1.0 – How long did it take you to write, record, and finally mix the new disc, “I Love You”?
Most of the songs on “I Love You” were written over a 3 year period -2008-2010 where I was struggling in every conceivable way. I’ve always struggled. But the walls were really starting to collapse inward financially & relationship wise. Los Angeles is an expensive ride and we literally didn’t have enough money to get a tire fixed.
Most of the record was recorded at the Pass (RIP) in Studio City, CA (a studio once owned by Tom Jones!) in 2 days. 99% of the vocals are live. All of the rhythm tracks are live. My friend Rynne came in and did some background vocals for us (she’s now in the band), Marko, our bass player and producer/mixer of most of the tracks on the record, had his 11 year old son play tuba on “Most of the People”. Mixing was a slower process because it took us a while to figure out that Marko was going to mix the whole thing (or most of it – Zeph Sowers, who works with TV on the Radio mixed “Gravel”, and Todd Solomon recorded and mixed “This House”). Then it was a matter of fitting it in around the daily minutia of middle aged white-guydum.
2.0 – Did you have a vision for how the album should sound before going in or did it evolve?
It evolved – pretty quickly. My friend Jason Karaban, who I wrote “Tumbleweeds” and “Tell em My Story” with (he’s got his own version of “Tumbleweeds” coming out on his record this summer as well) is friends with a handful of super great, generous musicians – Pete Thomas (Elvis Costello), Dave Immergluck & Charlie Gillingham (Counting Crows) and Niel Larsen (Leonard Cohen).
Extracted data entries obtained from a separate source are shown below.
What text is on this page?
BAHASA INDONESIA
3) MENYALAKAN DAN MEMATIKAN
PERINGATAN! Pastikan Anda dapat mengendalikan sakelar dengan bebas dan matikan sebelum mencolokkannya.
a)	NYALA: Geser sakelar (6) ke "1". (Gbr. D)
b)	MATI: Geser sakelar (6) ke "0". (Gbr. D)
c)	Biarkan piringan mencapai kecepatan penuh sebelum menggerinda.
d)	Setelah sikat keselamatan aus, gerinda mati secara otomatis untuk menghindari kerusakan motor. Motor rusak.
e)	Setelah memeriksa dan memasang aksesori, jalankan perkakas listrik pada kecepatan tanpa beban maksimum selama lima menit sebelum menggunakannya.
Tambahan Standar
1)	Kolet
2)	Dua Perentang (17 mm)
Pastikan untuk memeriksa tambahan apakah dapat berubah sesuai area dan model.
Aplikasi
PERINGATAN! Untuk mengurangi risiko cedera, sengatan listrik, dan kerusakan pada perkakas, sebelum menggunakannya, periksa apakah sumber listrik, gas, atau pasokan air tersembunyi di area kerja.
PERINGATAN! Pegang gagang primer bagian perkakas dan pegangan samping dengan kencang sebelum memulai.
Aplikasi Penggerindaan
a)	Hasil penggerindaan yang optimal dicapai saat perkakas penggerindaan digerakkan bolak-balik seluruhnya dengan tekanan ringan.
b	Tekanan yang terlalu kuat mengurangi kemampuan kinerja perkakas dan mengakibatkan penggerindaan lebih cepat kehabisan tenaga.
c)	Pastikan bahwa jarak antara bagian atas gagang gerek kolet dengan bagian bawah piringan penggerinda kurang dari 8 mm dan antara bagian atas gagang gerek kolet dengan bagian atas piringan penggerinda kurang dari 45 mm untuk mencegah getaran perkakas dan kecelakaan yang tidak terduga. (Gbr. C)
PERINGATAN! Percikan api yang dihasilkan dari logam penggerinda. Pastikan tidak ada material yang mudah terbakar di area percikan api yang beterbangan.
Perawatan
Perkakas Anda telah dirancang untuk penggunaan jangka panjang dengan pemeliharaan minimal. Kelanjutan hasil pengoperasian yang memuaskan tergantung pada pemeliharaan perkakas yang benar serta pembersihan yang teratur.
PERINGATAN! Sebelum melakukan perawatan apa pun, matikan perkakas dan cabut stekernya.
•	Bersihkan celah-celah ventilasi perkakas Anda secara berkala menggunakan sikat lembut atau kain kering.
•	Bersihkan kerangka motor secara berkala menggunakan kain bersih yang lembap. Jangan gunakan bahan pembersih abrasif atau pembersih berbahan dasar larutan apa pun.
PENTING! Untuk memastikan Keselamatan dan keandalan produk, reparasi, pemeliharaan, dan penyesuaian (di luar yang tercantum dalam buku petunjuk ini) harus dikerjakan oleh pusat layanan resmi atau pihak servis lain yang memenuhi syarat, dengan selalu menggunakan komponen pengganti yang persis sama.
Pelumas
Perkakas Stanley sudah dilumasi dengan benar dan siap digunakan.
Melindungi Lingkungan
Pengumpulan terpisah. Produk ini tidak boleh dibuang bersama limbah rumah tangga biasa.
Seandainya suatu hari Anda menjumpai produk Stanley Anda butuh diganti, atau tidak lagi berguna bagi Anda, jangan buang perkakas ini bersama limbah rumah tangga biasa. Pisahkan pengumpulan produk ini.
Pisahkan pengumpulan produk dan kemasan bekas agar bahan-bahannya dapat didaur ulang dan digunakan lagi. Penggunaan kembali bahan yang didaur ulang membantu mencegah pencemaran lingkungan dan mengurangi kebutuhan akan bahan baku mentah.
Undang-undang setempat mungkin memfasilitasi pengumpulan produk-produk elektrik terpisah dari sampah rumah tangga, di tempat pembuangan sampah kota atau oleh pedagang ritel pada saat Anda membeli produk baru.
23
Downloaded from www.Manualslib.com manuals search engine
We had no idea how it was going to sound, I don’t think, until Niel played the piano solo on Gravel – then everything sort of started to take on the same flavor. Later on, I brought in Dr. Steve Patt – family practitioner to the stars and ridiculously talented musician – to play pedal steel and we ended up with a kind of mid 70’s Merl Haggard record.
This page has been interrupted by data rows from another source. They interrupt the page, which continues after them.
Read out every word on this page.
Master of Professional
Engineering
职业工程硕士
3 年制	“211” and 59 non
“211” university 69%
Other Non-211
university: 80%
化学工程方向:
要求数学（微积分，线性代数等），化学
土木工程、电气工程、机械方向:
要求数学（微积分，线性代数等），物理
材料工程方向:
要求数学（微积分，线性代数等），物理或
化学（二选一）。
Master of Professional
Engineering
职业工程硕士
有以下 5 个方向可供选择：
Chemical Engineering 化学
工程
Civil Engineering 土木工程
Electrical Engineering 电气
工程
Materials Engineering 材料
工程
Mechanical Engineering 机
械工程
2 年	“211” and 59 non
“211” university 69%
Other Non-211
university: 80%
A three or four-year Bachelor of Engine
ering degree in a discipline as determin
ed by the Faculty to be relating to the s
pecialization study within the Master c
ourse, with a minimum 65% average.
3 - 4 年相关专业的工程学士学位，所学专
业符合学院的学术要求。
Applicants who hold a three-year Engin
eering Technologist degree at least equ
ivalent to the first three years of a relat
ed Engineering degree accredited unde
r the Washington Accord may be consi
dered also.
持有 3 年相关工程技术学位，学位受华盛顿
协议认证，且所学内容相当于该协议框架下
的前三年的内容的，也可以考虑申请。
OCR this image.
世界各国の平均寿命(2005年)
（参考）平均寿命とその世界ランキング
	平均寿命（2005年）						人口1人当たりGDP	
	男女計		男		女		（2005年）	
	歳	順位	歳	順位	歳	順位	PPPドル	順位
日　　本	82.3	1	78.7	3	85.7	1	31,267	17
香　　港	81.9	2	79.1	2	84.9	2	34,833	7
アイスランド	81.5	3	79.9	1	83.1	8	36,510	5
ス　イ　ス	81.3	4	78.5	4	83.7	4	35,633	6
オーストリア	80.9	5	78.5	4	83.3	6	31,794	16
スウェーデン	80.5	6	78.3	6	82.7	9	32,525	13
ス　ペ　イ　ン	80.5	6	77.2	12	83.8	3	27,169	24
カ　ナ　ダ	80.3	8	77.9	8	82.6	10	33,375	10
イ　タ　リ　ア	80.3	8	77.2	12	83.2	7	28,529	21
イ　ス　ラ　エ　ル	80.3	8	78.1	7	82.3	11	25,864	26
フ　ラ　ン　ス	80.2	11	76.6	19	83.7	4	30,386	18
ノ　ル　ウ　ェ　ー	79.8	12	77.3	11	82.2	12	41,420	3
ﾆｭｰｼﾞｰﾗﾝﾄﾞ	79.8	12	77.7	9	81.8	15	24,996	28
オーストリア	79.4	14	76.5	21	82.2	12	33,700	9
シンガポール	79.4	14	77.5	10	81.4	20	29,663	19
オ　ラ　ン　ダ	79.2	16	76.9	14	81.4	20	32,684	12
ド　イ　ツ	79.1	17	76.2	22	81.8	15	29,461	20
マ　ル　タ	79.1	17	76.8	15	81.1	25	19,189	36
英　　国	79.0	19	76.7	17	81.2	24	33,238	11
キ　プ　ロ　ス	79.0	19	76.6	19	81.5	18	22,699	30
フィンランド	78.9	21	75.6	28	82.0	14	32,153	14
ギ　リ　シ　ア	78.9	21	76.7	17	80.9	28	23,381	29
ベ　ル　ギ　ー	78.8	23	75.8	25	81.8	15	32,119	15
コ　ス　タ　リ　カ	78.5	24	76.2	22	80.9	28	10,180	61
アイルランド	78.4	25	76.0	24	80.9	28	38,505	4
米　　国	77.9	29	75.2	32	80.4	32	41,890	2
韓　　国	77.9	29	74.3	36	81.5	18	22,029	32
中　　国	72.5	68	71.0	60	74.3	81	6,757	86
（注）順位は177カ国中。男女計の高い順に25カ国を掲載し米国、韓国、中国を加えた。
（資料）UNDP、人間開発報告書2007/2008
3.0 – Did you approach the record on a strictly tune-by-tune basis or were there themes you wanted to get across?
I wrote these songs during a tumulteous time in my life and so everything fits nicely together theme wise. I didn’t set out to write an album of 9 melancholy songs about middle aged angst but I wasn’t writing about anything else either so, yes & no.
4.0 – Which tracks are fans and friends gravitating to so far?
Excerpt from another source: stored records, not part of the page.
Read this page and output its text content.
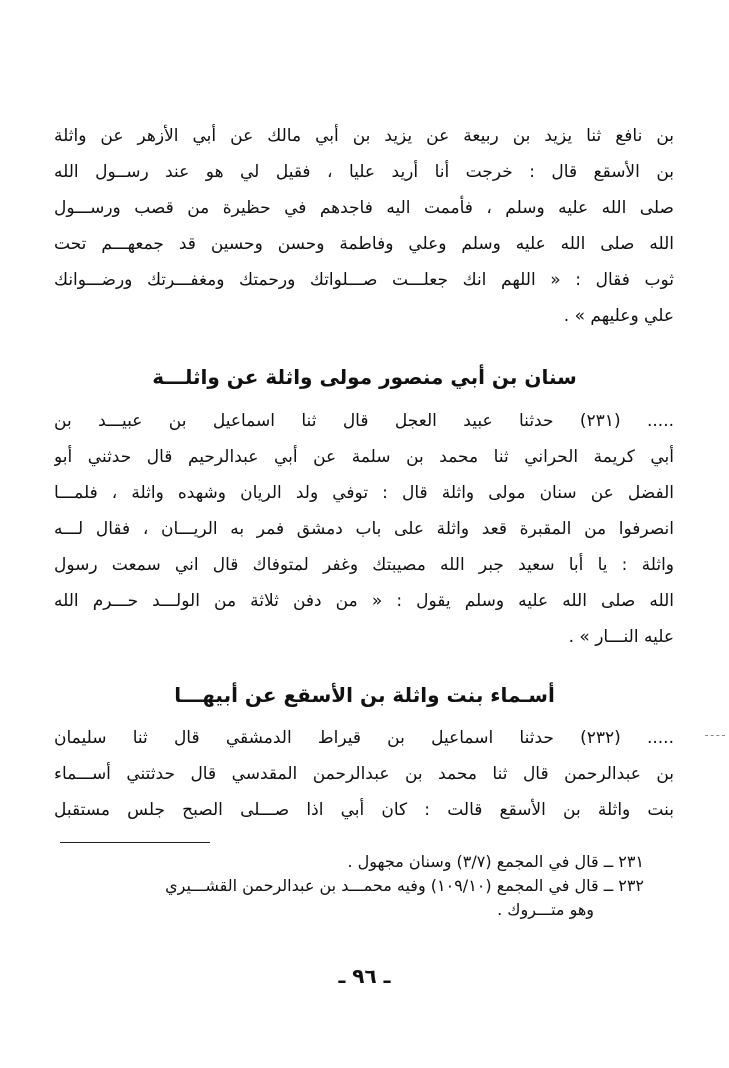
بن نافع ثنا يزيد بن ربيعة عن يزيد بن أبي مالك عن أبي الأزهر عن واثلة
بن الأسقع قال : خرجت أنا أريد عليا ، فقيل لي هو عند رســول الله
صلى الله عليه وسلم ، فأممت اليه فاجدهم في حظيرة من قصب ورســـول
الله صلى الله عليه وسلم وعلي وفاطمة وحسن وحسين قد جمعهـــم تحت
ثوب فقال : « اللهم انك جعلـــت صـــلواتك ورحمتك ومغفـــرتك ورضـــوانك
علي وعليهم » .
سنان بن أبي منصور مولى واثلة عن واثلـــة
..... (٢٣١) حدثنا عبيد العجل قال ثنا اسماعيل بن عبيـــد بن
أبي كريمة الحراني ثنا محمد بن سلمة عن أبي عبدالرحيم قال حدثني أبو
الفضل عن سنان مولى واثلة قال : توفي ولد الريان وشهده واثلة ، فلمـــا
انصرفوا من المقبرة قعد واثلة على باب دمشق فمر به الريـــان ، فقال لـــه
واثلة : يا أبا سعيد جبر الله مصيبتك وغفر لمتوفاك قال اني سمعت رسول
الله صلى الله عليه وسلم يقول : « من دفن ثلاثة من الولـــد حـــرم الله
عليه النـــار » .
أسـماء بنت واثلة بن الأسقع عن أبيهـــا
..... (٢٣٢) حدثنا اسماعيل بن قيراط الدمشقي قال ثنا سليمان
بن عبدالرحمن قال ثنا محمد بن عبدالرحمن المقدسي قال حدثتني أســـماء
بنت واثلة بن الأسقع قالت : كان أبي اذا صـــلى الصبح جلس مستقبل
٢٣١ ــ قال في المجمع (٣/٧) وسنان مجهول .
٢٣٢ ــ قال في المجمع (١٠٩/١٠) وفيه محمـــد بن عبدالرحمن القشـــيري
وهو متـــروك .
ـ ٩٦ ـ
The ones where I get the girl or where my lady does me wrong and I exact revenge by buying a nice car.
5.0 – It’s been over a decade since the Huffamoose Billboard Hit, “Wait” (#34, 1998), and yet the new stuff maintains the dry wit that was a hallmark of the band, where does it come from for you?
hmm – well, I’ve spent most of my life in music pretending to know what I’m doing. I never had the intellectual staying power to really dig into song crafting, the language of songwriting, etc. I barely listen to music- so maybe that’s how I can muster up just a smidgen of originality – I sort of found my way to my own voice in this ass-backwards way. I know my dad and I like to laugh at the same things. So do my daughter and I. The other members of Huffamoose seemed to share this sensibility too. I know that I’m extremely attractive and attractive people tend to be really creative and fun to be around.
6.0 – Has living now in California impacted your music or outlook on life in any way?
Well, I’m not sure if it’s California, but I certainly have had my toughest years here. I’m pretty sure I wouldn’t have written these songs in Philadelphia, but who knows. LA can be this amazingly gorgeous prison. You look outside at the wonderful sunshine and the air smells divine but you can’t go out and enjoy it – you’re too busy trying to make your rent – at least that’s been my experience – no mortgages in my present or near future. That’s another odd thing about LA…I feel like I’m the only one who struggles. Everyone else just drives to and from meetings at Starbucks in their BMWs.
7.0 – What got you hooked on rock & roll as a kid?
The way the towel looked on my head when I was pretending to be a rock star in the bathroom mirror. That and the Bread song “Guitar Man.”
8.0 – What was the first song you ever learned to sing and play at the same time?
“Where Have All the Flowers Gone”
9.0 – What three 70’s albums should be in every music lovers collection?
1. Presence – Led Zepplin
2. Tapestry – Don McClean
3. Something Anything – Todd Rungdren
10.0 – Is it really true that you “Can’t Stop Being A Dick”?
It is 100% true. It is an absolute truth. I literally wake up every moring with the best of intentions and by the time I shuffle out into the kitchen and ignore my wife or yell at one of my 5 cats, I’m back.